En 1525, lors de la « Guerre des Paysans » allemands les révoltés dirent ceci : « Nos seigneurs se sont appropriés les bois, et si l’homme pauvre a besoin de quelque chose, il faut qu’il l’achète pour un prix double. Notre avis est que tous les bois (…) doivent redevenir la propriété de la commune entière, et qu’il doit être à peu près libre à quiconque de la commune (…) d’y prendre du bois sans le payer. Il doit seulement en instruire une commission élue à cette fin par la commune : par là sera empêchée l’exploitation ».(2)
Il est vraiment remarquable que de simples paysans opposés à la privatisation des terres - il y a cinq siècles !- aient proposé l’élection de commissions locales pour garantir la gestion durable des ressources naturelles, dans le cadre de la propriété commune de la forêt ! On ne peut s’empêcher de songer au projet de décret forestier du ministre wallon José Happart – qui, avec son interdiction de circuler en-dehors des chemins balisés, s’inscrit clairement dans la continuité de la politique séculaire de restriction d’accès aux ressources forestières. Face à l’argument « écologique » avancé, l’alternative des paysans allemands garde en fait toute sa pertinence : la forêt devrait redevenir un bien commun à gérer démocratiquement.

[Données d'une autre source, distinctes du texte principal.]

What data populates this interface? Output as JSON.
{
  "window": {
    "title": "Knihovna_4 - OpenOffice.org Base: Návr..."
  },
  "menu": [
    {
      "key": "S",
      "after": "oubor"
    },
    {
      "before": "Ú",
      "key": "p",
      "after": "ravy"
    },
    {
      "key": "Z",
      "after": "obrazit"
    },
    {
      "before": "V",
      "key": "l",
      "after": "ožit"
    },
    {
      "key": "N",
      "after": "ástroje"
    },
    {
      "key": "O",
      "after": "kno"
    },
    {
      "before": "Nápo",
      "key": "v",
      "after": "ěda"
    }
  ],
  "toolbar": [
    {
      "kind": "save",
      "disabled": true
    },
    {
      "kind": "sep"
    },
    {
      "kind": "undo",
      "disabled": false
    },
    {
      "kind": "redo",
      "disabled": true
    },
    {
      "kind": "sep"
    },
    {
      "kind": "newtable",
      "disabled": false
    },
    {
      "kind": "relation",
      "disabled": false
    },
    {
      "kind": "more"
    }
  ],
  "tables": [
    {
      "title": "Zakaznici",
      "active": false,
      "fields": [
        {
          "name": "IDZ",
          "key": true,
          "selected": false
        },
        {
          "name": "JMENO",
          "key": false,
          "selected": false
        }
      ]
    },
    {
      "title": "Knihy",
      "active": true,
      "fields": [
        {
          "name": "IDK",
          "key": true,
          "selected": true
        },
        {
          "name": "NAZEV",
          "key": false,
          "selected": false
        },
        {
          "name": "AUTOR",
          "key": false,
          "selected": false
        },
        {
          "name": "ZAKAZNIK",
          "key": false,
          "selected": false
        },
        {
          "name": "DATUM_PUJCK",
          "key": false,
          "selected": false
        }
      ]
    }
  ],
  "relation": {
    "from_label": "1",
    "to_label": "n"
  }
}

(1) Au cours de la « guerre des demoiselles » dans l’Ariège, jusqu’à 1500 insurgés –menèrent pendant 20 ans une guérilla contre le Code forestier de 1827 - qui interdisait le glanage du bois mort, les coupes, le pâturage, la chasse, la pêche et la cueillette. En Prusse, vers 1840, les condamnations pour vol de bois (en fait le ramassage du bois mort) représentaient les 5/6es des « affaires criminelles » jugées par les tribunaux.
(2) Cité par Karl Kautsky in « La Question Agraire », Paris (1900), page 25.
Dernière minute : les candidats soutenus par l’extrême-droite raciste ont été nettement battus lors de l’élection interne au « Sierra Club », aux USA (voir notre article dans le JDM N°…)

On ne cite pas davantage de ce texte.